The white room was Abigail's. She'd left at the early age of sixteen to pursue her dancing career. Her mother gave her that passion. She was in Chicago now, dancing full-time for the main stage, but she hears talk about moving her to New York. We've never missed a single opening night. She was always my little girl, you know? But she was never settled here. Her room was always barren beyond the necessities. 'Who needs possessions when you have a passion?' she'd asked me. She knew what she wanted, and may G-d damn anyone who got in her way.

The middle room was my office. On one shelf I had leaf pages, printed and haphazardly stacked about as I frantically searched for the next big idea. That's what was on the other shelf; my big ideas bound in leather, sold on the market. Not all the books were mine; I had to pay my respects to every writer who I'd ever read and learned from. But the middle, that was my desk. Everything I'd ever penned after College came from that desk. It'd seen tears, heard screams, and it's seen the best and the worst of me. When we'd first bought the house, before Abigail had come to us, I always thought that my writing time would be my time, and that I'd have to make sure to spend time with my kids before their bedtime. But I could never close the door, never keep them out. Like their mom, they were my everything. I owed it all to them. 'You can't compartmentalize your life away; you are the sum of it's parts'. I penned it and hung it above my desk as a reminder.

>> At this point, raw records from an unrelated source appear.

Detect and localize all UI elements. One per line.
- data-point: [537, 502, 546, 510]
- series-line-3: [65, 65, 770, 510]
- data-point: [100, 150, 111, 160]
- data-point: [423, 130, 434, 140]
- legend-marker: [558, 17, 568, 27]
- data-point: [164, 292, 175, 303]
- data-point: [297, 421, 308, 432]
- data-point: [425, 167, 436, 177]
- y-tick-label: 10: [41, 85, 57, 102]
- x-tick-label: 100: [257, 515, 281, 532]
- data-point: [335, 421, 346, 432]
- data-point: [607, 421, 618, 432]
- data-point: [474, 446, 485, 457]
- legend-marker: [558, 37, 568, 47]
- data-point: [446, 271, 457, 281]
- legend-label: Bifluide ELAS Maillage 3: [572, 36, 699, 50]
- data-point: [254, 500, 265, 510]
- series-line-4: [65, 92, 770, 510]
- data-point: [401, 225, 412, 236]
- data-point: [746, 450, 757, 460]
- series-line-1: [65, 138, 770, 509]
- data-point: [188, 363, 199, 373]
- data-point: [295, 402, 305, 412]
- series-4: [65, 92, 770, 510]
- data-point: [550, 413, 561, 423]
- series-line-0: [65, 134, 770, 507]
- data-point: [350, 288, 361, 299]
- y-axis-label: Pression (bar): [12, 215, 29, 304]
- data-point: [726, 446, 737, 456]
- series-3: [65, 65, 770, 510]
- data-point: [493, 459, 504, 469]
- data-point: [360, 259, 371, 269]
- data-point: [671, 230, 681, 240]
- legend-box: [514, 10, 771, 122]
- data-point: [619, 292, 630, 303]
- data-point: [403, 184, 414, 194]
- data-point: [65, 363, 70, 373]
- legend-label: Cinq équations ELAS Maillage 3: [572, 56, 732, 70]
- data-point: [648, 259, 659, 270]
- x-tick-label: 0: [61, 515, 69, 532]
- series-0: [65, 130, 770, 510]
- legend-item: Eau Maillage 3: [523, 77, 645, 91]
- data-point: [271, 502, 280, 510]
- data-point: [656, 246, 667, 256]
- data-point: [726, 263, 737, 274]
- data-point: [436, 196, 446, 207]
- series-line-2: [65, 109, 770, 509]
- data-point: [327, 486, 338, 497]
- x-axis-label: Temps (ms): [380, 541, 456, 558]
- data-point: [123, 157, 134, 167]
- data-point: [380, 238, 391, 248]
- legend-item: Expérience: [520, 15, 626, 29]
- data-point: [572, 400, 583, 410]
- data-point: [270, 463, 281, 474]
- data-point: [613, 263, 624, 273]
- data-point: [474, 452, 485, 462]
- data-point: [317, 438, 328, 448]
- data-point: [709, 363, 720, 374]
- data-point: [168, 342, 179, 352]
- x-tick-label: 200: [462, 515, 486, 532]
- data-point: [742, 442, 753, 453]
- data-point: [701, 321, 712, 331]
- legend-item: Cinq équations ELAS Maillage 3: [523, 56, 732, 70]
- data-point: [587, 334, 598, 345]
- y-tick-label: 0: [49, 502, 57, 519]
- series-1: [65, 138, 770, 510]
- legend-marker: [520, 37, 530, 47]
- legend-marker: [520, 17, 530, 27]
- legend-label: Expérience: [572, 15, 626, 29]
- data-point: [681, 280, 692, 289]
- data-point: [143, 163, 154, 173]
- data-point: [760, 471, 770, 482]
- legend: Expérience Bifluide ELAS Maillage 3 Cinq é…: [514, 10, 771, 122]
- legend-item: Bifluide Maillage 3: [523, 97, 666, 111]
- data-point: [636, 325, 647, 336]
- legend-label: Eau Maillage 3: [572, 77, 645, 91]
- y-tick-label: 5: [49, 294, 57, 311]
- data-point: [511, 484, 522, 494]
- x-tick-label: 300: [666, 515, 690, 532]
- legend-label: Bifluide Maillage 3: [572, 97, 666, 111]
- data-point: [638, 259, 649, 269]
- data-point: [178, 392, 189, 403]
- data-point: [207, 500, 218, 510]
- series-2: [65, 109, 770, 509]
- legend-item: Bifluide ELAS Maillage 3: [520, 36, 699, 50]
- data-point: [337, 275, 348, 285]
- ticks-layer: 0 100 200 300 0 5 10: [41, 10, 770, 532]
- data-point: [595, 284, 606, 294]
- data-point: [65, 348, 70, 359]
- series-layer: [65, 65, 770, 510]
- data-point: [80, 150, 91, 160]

After the wedding, Alice and I came to what was now our house. Our new home symbolizing all that was our life and our future together. I'd carried her in, straight through that short narrow hallway to our bedroom. It was our sanctuary. We'd forged a family together in that room, a lovely room where all the world and it's pretenses were stripped away. Outside that room, we were but a man and woman joined in marriage. Inside that room, we were a single being; G-D's greatest creation. Every morning, it overwhelmed me that such a captivating creature could love me. I felt that we were unseparable, even unto death and beyond. We were the greatest love story I'd ever know. Above our headboard hung a picture frame. The photograph was from the Grand Canyon for our first anniversary. We had screamed at the morning sunrise together, our fists raised as we quoted our favorite poet. “We celebrate ourselves!” It was our challenge to the world, and the world had yet to answer.

We spent years in that home.Any soul who needed a home was always welcome in ours. But time wore us down. Our kids grew old, and they moved away. We grew old, and withered away. Grandkids came and went, and then great-grandkids. Our last family photograph as a family had twenty souls in it, every one of them the product of our union.

But that house on West and Main, as lovely as it was, never existed. I never watched it age. I never filled it with my music, my children, or my love. Every memory I have of that house is a painful dream, because it is all dependent on one thing – my love, my devotion, my undivided attention to Alice. It was what my life could've been. It was what my life should've been. It's how I'd always dreamed of it being. But now my dreams torment me every time I close my eyes. The sound of Abigail's voice, her swift and subtle movements; Oliver's fingers across the keys as his eyes read the handwritten sheets, Michelle's deft strokes as her vision guided her hands. The faces of my unborn children are so beautiful; just as beautiful as their mother's, and I know hers by touch.